NEW YORK — President-elect Donald Trump plans to get very tough with companies that do business in Mexico.
He reiterated his threat on Wednesday that companies manufacturing in Mexico and selling in the U.S. would face a “border tax.”
“There will be a major border tax on these companies that are leaving and getting away with murder,” Trump said at his first post-election news conference.
In December, Trump tweeted that they stand to face a 35% tax. In recent weeks, he even threatened GM and Toyota, both of whom have large operations in Mexico.
The border tax that Trump was referring to could be one of two things: a tariff, or what Congressional Republicans want — a border adjustment tax (BAT). A tariff only affects imports. A BAT affects imports and exports.
However, experts say that it is highly unlikely that Trump can impose either tariffs or a BAT against specific companies.
“There’s nothing in the way that Congress wrote the various trade authorities that was intended to give the president power to go after a single company solely for producing abroad,” says Edward Alden, a trade expert at the Council on Foreign Relations.
The office of the U.S. Trade Representative, which is in charge of negotiating trade deals, told CNNMoney in December that it did not know of a case of a tariff being applied specifically to a U.S. company. However, tariffs have been applied to foreign companies associated with U.S. firms to varying degrees.
Overall, Trump’s intention is to save U.S. jobs. But when America has used tariffs before, the result has been mixed — they save some U.S. jobs but cost others. Tariffs almost always raise prices on products for ordinary Americans.
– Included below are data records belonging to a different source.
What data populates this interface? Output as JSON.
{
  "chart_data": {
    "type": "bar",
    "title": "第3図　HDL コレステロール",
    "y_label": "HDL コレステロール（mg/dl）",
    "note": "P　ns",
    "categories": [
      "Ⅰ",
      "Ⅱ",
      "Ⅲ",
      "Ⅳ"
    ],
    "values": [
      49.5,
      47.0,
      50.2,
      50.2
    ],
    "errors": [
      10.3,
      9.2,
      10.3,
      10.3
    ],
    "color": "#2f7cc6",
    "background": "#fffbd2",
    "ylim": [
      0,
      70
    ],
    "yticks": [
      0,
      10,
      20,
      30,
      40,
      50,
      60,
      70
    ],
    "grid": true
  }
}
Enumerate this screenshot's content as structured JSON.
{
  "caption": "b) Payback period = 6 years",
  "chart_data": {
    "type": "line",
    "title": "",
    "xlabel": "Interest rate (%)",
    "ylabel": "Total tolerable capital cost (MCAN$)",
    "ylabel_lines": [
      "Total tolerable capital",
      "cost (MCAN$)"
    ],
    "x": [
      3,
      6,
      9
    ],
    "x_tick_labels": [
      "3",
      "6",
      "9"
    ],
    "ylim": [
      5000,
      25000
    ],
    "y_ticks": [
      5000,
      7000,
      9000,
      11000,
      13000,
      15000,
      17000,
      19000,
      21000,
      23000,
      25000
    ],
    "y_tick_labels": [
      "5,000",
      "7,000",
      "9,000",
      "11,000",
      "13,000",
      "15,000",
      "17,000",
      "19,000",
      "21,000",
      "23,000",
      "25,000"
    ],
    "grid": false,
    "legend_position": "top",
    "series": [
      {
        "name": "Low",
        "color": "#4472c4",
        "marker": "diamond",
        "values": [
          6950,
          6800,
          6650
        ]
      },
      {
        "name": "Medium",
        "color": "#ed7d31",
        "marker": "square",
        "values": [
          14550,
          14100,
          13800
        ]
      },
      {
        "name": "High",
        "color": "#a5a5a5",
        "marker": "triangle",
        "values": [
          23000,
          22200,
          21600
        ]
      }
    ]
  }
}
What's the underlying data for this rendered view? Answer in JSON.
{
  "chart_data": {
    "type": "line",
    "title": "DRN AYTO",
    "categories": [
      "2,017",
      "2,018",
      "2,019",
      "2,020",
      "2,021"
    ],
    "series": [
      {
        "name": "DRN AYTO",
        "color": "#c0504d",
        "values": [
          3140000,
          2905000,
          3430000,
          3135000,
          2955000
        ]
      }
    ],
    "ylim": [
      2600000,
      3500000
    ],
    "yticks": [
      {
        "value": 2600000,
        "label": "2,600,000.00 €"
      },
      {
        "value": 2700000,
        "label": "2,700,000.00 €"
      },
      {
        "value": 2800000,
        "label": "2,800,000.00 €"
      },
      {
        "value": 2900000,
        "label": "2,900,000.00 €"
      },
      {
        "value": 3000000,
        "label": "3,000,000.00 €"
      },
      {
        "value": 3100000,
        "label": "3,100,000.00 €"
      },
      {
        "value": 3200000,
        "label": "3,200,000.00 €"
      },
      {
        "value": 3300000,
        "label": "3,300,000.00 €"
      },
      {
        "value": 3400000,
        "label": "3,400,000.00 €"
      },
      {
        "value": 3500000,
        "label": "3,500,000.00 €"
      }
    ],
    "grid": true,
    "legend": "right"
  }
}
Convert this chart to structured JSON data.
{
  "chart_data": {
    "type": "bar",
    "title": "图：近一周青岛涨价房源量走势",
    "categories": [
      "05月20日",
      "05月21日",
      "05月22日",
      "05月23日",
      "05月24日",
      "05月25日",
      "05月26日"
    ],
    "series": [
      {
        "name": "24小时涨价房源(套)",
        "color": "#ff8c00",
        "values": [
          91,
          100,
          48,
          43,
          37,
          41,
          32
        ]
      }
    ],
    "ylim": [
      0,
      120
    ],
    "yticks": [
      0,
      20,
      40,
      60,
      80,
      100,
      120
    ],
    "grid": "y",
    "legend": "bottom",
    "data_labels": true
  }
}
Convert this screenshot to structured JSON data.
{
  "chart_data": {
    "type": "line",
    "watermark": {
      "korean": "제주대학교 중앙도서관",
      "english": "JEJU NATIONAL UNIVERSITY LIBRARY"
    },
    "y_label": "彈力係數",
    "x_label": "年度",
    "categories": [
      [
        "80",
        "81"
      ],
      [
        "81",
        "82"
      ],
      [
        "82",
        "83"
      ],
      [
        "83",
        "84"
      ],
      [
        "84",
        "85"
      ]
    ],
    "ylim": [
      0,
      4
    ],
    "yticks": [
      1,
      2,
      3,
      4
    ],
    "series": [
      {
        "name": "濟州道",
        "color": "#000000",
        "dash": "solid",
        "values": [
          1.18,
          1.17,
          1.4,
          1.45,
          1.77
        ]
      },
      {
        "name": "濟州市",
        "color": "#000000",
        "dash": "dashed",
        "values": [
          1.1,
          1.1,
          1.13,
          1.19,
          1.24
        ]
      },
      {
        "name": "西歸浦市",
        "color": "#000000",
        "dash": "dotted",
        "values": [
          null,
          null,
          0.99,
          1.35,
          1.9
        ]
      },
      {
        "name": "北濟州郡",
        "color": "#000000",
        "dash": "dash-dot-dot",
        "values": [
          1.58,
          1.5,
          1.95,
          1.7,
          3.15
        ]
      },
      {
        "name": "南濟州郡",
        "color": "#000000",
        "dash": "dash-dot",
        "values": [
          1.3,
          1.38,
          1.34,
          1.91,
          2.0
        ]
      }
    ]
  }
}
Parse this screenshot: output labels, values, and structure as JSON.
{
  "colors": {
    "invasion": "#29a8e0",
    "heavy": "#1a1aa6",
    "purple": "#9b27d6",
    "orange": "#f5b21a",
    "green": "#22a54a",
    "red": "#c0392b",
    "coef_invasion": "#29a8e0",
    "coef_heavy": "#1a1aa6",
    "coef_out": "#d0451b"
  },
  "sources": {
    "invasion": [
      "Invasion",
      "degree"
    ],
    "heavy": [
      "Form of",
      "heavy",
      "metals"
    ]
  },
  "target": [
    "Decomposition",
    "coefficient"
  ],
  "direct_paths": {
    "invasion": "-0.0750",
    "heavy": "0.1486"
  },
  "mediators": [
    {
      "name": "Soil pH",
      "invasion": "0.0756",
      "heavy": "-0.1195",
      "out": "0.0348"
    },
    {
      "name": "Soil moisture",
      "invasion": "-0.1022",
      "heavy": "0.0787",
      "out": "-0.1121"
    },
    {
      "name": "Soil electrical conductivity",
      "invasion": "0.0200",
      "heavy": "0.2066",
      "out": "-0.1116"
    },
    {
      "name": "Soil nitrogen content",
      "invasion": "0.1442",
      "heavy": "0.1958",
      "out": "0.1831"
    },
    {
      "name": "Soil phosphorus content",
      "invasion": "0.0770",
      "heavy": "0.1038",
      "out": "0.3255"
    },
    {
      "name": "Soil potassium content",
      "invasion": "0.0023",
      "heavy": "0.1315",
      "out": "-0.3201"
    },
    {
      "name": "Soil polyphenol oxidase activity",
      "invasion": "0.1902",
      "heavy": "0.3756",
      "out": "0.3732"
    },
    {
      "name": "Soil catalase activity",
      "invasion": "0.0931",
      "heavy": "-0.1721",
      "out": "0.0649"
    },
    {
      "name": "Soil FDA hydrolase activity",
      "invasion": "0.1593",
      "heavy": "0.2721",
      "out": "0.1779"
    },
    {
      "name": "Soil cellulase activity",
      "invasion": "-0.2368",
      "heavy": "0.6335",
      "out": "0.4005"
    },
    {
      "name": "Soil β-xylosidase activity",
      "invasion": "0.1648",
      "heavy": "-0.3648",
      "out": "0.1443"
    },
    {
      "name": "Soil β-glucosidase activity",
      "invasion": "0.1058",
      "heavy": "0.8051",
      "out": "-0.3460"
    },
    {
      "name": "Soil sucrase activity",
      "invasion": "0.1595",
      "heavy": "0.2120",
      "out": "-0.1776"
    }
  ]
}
Experts across the spectrum say if tariffs are applied on Mexico, it could retaliate against America by taxing U.S. goods shipped south of the border. That would be the beginning of a trade war.
The border adjustment tax can’t be applied to specific companies either.
“It is not company-specific in any way, it would be imposed across the board,” says Robert Scott, a trade expert at the Economic Policy Institute.
In theory, here’s how a border adjustment tax works: It gives tax breaks to U.S. businesses that ship goods to other countries, and it takes away tax breaks from companies that bring in products from abroad.
The idea is to discourage companies from putting jobs and operations overseas solely for tax reasons. Such a move usually results in making imports more expensive and exports cheaper.
But there’s a catch. Supporters of a BAT say it will work if the dollar significantly rises in value in order to make sure Americans don’t have to pay more for goods brought into the United States.
Proponents say the BAT will increase the dollar’s value because, among other factors, U.S. exports would be cheaper and more attractive to foreign buyers. Higher demand for U.S. goods helps drive up the dollar’s value.
However, skeptics say the cookie won’t crumble that way.
Some experts estimate the dollar would have to rise as much as 20% for the BAT to be effective and not make Americans pay more for food, clothes and TVs.
Many don’t believe the BAT will make the dollar jump that much because the greenback is influenced by lots of global factors, not just U.S. tax reform.
“My view is that while the dollar should appreciate further if the BAT is approved, it will not appreciate enough so as to keep the prices of imported goods from rising,” says Carlos Peyrelongue, a Bank of America research analyst based in Mexico.
It is important to note that Trump has wide-ranging power to use tariffs against other countries without asking for approval from Congress. But under current laws, he can’t impose a “major border tax” on specific companies.